Levi sonunda odanın temizliğini bitirmiş ve tüm yorgunluğuyla kendini yatağına atıvermişti. Bir canavarım evinde kalmak gerçekten onun canını sıkmıştı.

"Eren Yeager..."

Petra öyle demişti. Kendisine canavar denmesini sevmiyormuş. Acaba ne gibi sıkıntıları vardı. Ya da onu bu hale ne getirmişti.

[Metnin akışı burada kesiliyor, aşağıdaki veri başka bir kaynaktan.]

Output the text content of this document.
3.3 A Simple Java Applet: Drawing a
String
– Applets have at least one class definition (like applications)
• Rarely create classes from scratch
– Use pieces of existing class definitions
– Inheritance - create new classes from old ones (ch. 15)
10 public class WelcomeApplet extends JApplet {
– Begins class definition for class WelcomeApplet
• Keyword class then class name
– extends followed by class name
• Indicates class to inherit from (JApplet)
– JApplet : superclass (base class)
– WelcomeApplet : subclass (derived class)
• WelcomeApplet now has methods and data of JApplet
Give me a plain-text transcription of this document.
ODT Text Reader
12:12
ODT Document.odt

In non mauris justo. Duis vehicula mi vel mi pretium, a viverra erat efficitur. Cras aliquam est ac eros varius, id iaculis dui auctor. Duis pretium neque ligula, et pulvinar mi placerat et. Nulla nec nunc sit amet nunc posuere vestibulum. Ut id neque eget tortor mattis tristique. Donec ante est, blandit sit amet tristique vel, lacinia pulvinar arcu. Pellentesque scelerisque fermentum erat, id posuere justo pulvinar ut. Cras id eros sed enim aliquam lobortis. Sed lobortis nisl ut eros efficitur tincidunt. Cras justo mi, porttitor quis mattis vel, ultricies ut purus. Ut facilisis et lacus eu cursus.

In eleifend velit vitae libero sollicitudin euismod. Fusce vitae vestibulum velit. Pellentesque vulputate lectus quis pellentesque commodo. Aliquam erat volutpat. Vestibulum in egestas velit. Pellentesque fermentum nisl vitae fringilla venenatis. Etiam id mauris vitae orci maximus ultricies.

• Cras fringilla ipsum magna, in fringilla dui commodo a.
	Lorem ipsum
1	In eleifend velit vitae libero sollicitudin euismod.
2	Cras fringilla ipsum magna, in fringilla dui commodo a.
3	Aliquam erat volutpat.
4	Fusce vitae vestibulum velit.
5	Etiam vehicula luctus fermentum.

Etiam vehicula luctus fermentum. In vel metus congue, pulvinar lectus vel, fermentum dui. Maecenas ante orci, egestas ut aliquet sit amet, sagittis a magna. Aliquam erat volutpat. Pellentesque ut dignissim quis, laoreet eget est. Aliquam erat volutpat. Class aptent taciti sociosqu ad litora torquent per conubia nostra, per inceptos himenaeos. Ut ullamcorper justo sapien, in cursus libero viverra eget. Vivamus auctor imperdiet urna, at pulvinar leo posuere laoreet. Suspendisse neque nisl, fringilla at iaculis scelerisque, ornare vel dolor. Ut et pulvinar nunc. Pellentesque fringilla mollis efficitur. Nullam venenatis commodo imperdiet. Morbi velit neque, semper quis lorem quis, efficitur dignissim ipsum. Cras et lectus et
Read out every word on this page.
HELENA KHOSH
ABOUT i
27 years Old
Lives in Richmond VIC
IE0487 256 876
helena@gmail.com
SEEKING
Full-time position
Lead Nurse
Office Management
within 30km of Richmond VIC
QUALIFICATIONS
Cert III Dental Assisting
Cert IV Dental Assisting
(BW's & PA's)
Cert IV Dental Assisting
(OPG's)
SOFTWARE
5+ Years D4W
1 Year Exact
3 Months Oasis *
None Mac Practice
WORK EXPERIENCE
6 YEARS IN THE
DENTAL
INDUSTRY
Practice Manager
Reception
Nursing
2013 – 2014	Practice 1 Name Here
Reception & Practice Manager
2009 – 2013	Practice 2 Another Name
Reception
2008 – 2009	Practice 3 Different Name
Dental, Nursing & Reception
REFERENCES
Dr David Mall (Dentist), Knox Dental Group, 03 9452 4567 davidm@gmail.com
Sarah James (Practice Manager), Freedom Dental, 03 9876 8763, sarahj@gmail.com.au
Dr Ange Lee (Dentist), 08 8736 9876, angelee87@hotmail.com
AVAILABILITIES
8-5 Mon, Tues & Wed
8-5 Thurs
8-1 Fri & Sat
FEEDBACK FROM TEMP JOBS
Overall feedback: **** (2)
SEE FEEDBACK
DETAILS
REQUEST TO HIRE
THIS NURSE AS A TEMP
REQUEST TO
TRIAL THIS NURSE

Odasından çıktı ve her zamanki gibi kendisini yoran uzun dönerli merdivenlerden inip mutfağa ulaştı. Birazcık dolapları karıştırdı. Çay yapmak için birkaç bitki arıyordu. Kahve de olsa olurdu.

Dolapları karıştırırken o kadar dalmıştı ki arkasından ona seslenen Petra'nın farkında bile değildi. En son sesini duymuş ve bir anda arkasında belirmesiyle havaya sıçramıştı resmen.

"Pft. Özür dilerim korkuttuysam dalmıştın galiba. Ne arıyorsun?"

"Tch. Çay için bitki arıyordum."

"Ow yemek de yapıyor musun? Aşçı mıydın?"

"Hayır. Sadece basit bir çaycıydım ama çaylarım herkese iyi gelirdi nedense. Son zamanlarda köyün şifacısı gibi olmuştum."

Onlar öyle konuşurken onların konuşmasını bölen, arkalarından neşe ile yanlarına gelen Eren'in sesi olmuştu.

"O zaman bir çayını isterim."

Levi daha bir şey diyemeden Eren onu kolundan çekiştirmeye başlamıştı. Yine bodrum katına inmişlerdi. Bir dolabın yanına yaklaştılar. Eren dolabı açtı ve tozların havada uçmasına izin verdi. Dolap çok bölmeliydi ve her bölmesinde çeşit çeşit bitkiler vardı. En nadideleri de dahil.

"Şimdiye kadar yaptığın ve yapacağın en iyi çayını istiyorum. En şifalı olanından. Ve çabuk ol seni yerden bitme!"

"Sen kimsin de bana emir veriyorsun ha!? Çay falan yapmıyorum sana zıkkım iç!"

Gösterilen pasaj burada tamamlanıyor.